Sunday, January 15, 2012

The Idler, Tuesday, January 17, 2012

The fight gets dirty

THE CAMPAIGN for the Republican Party candidacy to take on Barack Obama in this year's presidential election is turning nasty. A barrage of attack ads on TV is but a foretaste of the real campaign when it's Republican versus incumbent Democrat.

A campaign supporting front-runner Mitt Romney spent $12 million just in Iowa, targeting former Speaker of the House of Representatives Newt Gingrich.

And a pro-Gingrich campaign has now turned on Romney. An attack ad derides him for speaking French. Another shows him driving to Canada with the family dog in a kennel strapped to the roof of his car. Yet another quotes him saying he hunts, rabbits, rodents and "small varmints."

This is devastating stuff, really nasty!
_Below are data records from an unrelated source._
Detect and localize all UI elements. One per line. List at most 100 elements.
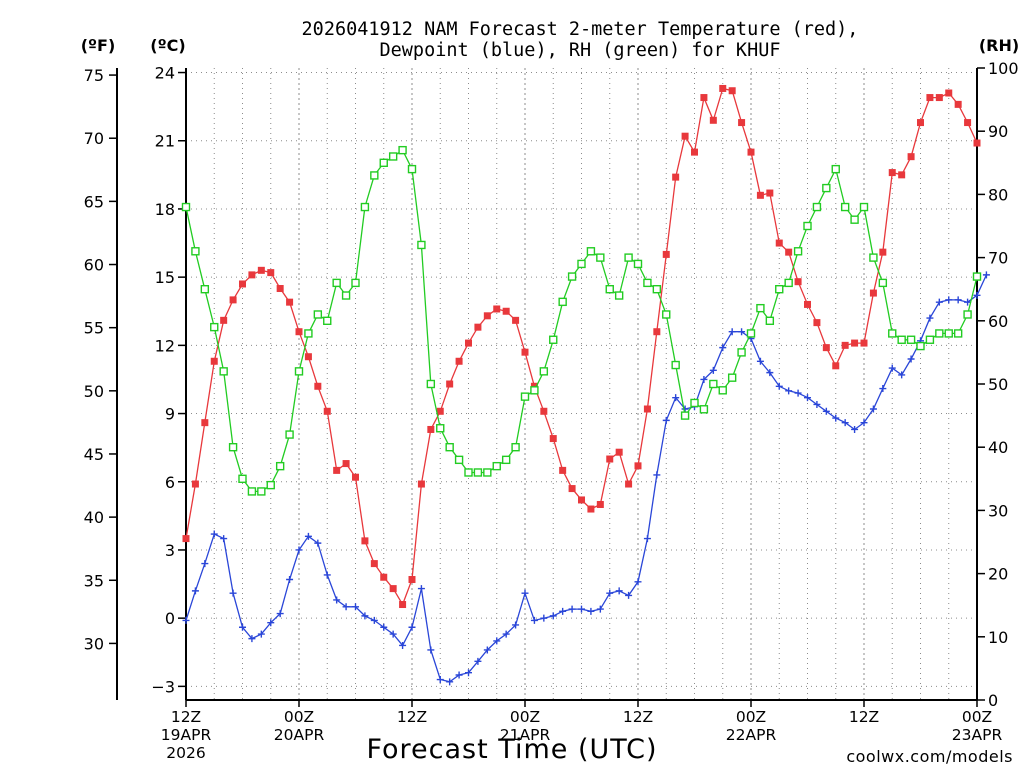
chart-title-line1: 2026041912 NAM Forecast 2-meter Temperat… (302, 19, 859, 40)
data-point (191, 587, 199, 595)
data-point (898, 171, 906, 179)
data-point (964, 298, 972, 306)
data-point (841, 341, 849, 349)
data-point (257, 630, 265, 638)
data-point (935, 298, 943, 306)
data-point (926, 314, 934, 322)
data-point (559, 607, 567, 615)
data-point (314, 382, 322, 390)
data-point (549, 435, 557, 443)
rh-tick-label: 70 (988, 249, 1008, 268)
data-point (530, 616, 538, 624)
data-point (248, 635, 256, 643)
data-point (229, 589, 237, 597)
data-point (917, 119, 924, 127)
data-point (906, 335, 916, 344)
data-point (813, 400, 821, 408)
data-point (286, 298, 294, 306)
data-point (898, 371, 906, 379)
data-point (399, 641, 407, 649)
data-point (831, 164, 840, 174)
data-point (822, 344, 830, 352)
x-tick-label: 12Z (171, 708, 201, 726)
data-point (436, 407, 444, 415)
rh-tick-label: 20 (988, 565, 1008, 584)
data-point (399, 601, 407, 609)
data-point (728, 328, 736, 336)
data-point (361, 612, 369, 620)
data-point (257, 266, 265, 274)
data-point (493, 305, 501, 313)
data-point (220, 535, 228, 543)
data-point (352, 473, 359, 481)
data-point (229, 296, 237, 304)
data-point (756, 191, 764, 199)
data-point (333, 596, 341, 604)
rh-tick-label: 80 (988, 185, 1008, 204)
data-point (577, 259, 586, 269)
celsius-tick-label: 24 (155, 64, 175, 83)
data-point (417, 480, 425, 488)
data-point (888, 364, 896, 372)
credit-label: coolwx.com/models (846, 747, 1013, 766)
data-point (341, 291, 351, 300)
data-point (596, 605, 604, 613)
data-point (408, 623, 416, 631)
fahrenheit-tick-label: 70 (84, 129, 104, 148)
data-point (709, 116, 717, 124)
data-point (738, 119, 746, 127)
data-point (276, 610, 284, 618)
celsius-tick-label: 21 (155, 132, 175, 151)
chart-title-line2: Dewpoint (blue), RH (green) for KHUF (380, 40, 781, 61)
series (181, 84, 990, 686)
data-point (916, 341, 925, 351)
data-point (426, 379, 436, 389)
data-point (935, 329, 944, 338)
data-point (850, 215, 859, 224)
series-dewpoint (182, 271, 990, 686)
data-point (408, 576, 416, 584)
data-point (323, 407, 331, 415)
series-temperature (182, 84, 981, 609)
data-point (681, 132, 689, 140)
data-point (822, 407, 830, 415)
data-point (728, 87, 736, 95)
data-point (454, 455, 464, 465)
data-point (587, 607, 595, 615)
data-point (521, 348, 529, 356)
data-point (483, 312, 491, 320)
data-point (719, 344, 727, 352)
data-point (615, 587, 623, 595)
data-point (727, 373, 737, 382)
data-point (671, 360, 680, 370)
data-point (247, 487, 257, 496)
data-point (925, 335, 935, 344)
series-rh (181, 145, 982, 496)
data-point (614, 291, 624, 300)
data-point (944, 329, 953, 338)
data-point (549, 335, 558, 344)
fahrenheit-tick-label: 35 (84, 571, 104, 590)
data-point (427, 425, 435, 433)
data-point (973, 139, 981, 147)
data-point (455, 357, 463, 365)
data-point (719, 84, 727, 92)
data-point (803, 221, 812, 231)
data-point (625, 480, 633, 488)
data-point (502, 630, 510, 638)
data-point (220, 316, 228, 324)
data-point (765, 316, 775, 325)
data-point (766, 189, 774, 197)
data-point (474, 657, 482, 665)
data-point (483, 646, 491, 654)
data-point (201, 560, 209, 568)
data-point (907, 153, 915, 161)
data-point (973, 291, 981, 299)
data-point (568, 485, 576, 493)
data-point (633, 259, 643, 269)
data-point (549, 612, 557, 620)
rh-tick-label: 10 (988, 628, 1008, 647)
data-point (361, 537, 369, 545)
celsius-tick-label: 12 (155, 336, 175, 355)
data-point (492, 461, 501, 471)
What won't they say about Obama?

As she is spoke

THEY say that if you can correctly pronounce every word in this poem by Hollander Gerard Nolst Trenite, you will be speaking English better than 90 percent of the world's native English-speakers.

After trying the verses, a Frenchman said he'd prefer six months of hard labour to reading six lines aloud.

It's rather a long poem but here goes with a section:

Dearest creature in creation,

Study English pronunciation.

I will teach you in my verse

Sounds like corpse, corps, horse, and worse.

I will keep you, Suzy, busy,

Make your head with heat grow dizzy.

Tear in eye, your dress will tear.

So shall I! Oh hear my prayer.

Just compare heart, beard, and heard,

Dies and diet, lord and word,

Sword and sward, retain and Britain.

(Mind the latter, how it's written.)

Now I surely will not plague you

With such words as plaque and ague.

But be careful how you speak:

Say break and steak, but bleak and streak;

Cloven, oven, how and low,

Script, receipt, show, poem, and toe.

Hear me say, devoid of trickery,

Daughter, laughter, and Terpsichore,

Typhoid, measles, topsails, aisles,

Exiles, similes, and reviles;

Scholar, vicar, and cigar,

Solar, mica, war and far;

One, anemone, Balmoral,

Kitchen, lichen, laundry, laurel;

Gertrude, German, wind and mind,

Scene, Melpomene, mankind.

Billet does not rhyme with ballet,

Bouquet, wallet, mallet, chalet.

Blood and flood are not like food,

Nor is mould like should and would.

Viscous, viscount, load and broad,

Toward, to forward, to reward ...

 

 

It carries on and on. That's what you get when you speak a combination of Saxon, Scandinavian and French. But at least one Hollander got on top of it.

 

 

 

Stable home

A WOMAN on the Isle of Lewis – part of the Outer Hebrides group, off Scotland – has scandalised her neighbours by setting up a stall for her horse in the living room of her home.

Irish-born Stephanie Noble says nobody in the neighbourhood would provide a barn or other accommodation for her three-year-old pony, Grey Lady Too, so she had to take her into the house.

She's nailed planks into place to make a pen, put in ceiling braces and used dining room chairs as a railing. She's also put down rubber mats, straw and cat litter, and mucks out every day with disinfectant.

Being from Ireland, where pigs and lambs often live in the kitchen, Stephanie is comfortable with the arrangement. But her neighbours are aghast and have complained to the Western Isles Council.

Not everyone is comfortable with close proximity to animals. There was once a farmer outside Pietermaritzburg who slept on an enormous bed specially made for himself, his 14 large dogs and his current wife.

Current wife because the ladies tended to move on with regularity. Romance is one thing but sharing it with the Quorn Hunt quite another.

 

Tailpiece

AN EXTRACT from a dialogue at sea by aldis lamp between the Canadians and the Americans:

Canadians: "Divert course 15 degrees south to avoid collision."

Americans: "Recommend you divert course 15 degrees north to avoid collision."

Canadians: "Negative. You divert course 15 degrees south to avoid collision."

Americans: "This is the captain of a US Navy ship. I say again divert your course."

Canadians: "Divert your course."

Americans: "This is the aircraft carrier USS Lincoln, the second largest ship in the United States Atlantic fleet. I demand you change your course 15 degrees north or counter-measures will be taken to ensure the safety of this ship."

Canadians: "This is a lighthouse. Your call."

 

Last word

Criminal: A person with predatory instincts who has not sufficient capital to form a corporation.